Nettles shot a surprised glance at Debbie,
Debbie took a deep whiff of air and shook her head.
“Not until you clean up. Take a sponge bath in here and I’ll find someone to loan you some cologne or perfume. You might want to – use it down below. To be honest, Ms. Nettles, you and Leary and this bathroom smell like a whore house. One whiff and he’ll know what you’re been doing while he was waiting for you. There’s no reason to ask for trouble.”
“You have no right- this is between my husband and myself.”

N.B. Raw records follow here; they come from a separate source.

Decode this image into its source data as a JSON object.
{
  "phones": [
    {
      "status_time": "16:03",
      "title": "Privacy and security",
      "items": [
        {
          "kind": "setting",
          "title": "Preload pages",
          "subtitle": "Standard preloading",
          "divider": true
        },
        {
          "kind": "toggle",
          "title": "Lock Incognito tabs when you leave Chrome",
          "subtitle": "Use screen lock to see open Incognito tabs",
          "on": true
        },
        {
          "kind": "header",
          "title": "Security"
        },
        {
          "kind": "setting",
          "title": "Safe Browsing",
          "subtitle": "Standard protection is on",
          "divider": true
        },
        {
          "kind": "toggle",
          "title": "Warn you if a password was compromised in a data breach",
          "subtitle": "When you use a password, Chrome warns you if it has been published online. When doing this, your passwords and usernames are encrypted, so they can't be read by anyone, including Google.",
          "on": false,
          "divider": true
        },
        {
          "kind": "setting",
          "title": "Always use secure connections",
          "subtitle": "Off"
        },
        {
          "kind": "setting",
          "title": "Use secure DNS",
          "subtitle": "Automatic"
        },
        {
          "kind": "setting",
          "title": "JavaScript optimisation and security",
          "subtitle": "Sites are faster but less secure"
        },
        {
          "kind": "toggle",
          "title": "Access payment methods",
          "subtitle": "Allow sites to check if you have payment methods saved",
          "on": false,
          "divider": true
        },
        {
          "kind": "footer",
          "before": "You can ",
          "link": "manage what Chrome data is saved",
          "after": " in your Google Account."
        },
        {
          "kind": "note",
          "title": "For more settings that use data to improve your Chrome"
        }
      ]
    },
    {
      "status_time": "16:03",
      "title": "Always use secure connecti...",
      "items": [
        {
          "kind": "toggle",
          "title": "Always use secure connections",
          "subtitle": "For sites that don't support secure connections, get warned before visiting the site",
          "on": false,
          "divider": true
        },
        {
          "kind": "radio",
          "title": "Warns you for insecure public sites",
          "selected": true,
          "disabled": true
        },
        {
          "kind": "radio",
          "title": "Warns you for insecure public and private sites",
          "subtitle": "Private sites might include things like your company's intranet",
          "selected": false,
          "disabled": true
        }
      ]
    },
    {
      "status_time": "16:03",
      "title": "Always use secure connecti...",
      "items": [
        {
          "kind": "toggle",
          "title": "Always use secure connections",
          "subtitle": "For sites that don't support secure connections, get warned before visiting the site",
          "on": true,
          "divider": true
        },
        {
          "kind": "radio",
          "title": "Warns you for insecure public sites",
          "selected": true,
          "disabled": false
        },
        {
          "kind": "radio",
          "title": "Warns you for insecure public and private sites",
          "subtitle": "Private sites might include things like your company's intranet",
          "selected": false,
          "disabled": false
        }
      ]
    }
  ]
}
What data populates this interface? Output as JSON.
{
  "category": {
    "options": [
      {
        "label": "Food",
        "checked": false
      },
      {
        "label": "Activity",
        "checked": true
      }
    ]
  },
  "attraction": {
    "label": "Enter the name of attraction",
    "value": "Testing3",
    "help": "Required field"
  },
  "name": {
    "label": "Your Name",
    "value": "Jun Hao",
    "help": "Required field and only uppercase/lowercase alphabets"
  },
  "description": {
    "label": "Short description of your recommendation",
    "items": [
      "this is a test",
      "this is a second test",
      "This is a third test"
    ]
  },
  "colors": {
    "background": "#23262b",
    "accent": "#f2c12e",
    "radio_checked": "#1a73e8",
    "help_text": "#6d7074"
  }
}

“Outside this building it’s between you and your husband. Inside this office, I have an interest in preventing any – disruption. Again, you have a choice. You can get cleaned up or you can talk to your husband on the way out of this building – for the last time.”
She looked like a ripe tomato ready to explode as a red flush crept down from her flushed face over her chest and arms. Leary grabbed her hand.
“It’s okay, Annie. Just roll with it and do what she says. There’s no point in getting into a fight in the office. Just go down and talk to him. This will pass.”
“How about getting out and leaving me a little privacy,” Nettles said in Debbie’s direction.
Stepping outside with Leary, Debbie turned to him and said, “You need to get out of here. If you by any chance wind up near her when they get together, and you stink of sex, he won’t have to be a genius to figure it out. And seriously, he could tear your head off without working up a sweat. Head on over to the Cop Shop and work on that Dempsey deposition, fill in the holes. That should take a few hours. Then grab some lunch and call me before you come back.”
He looked back toward the bathroom door, then at her.
“Honestly, Ms. Bascomb, we didn’t intend to cause any trouble. Sometimes, you know, nature calls. We’re lawyers, but we’re still people.”
“That’s debatable.”
She looked him over. He still had that delicious, bad boy, don’t give a damn attitude that drew women like moths to a flame, and at another time she’d be having fantasies about him, but this was business.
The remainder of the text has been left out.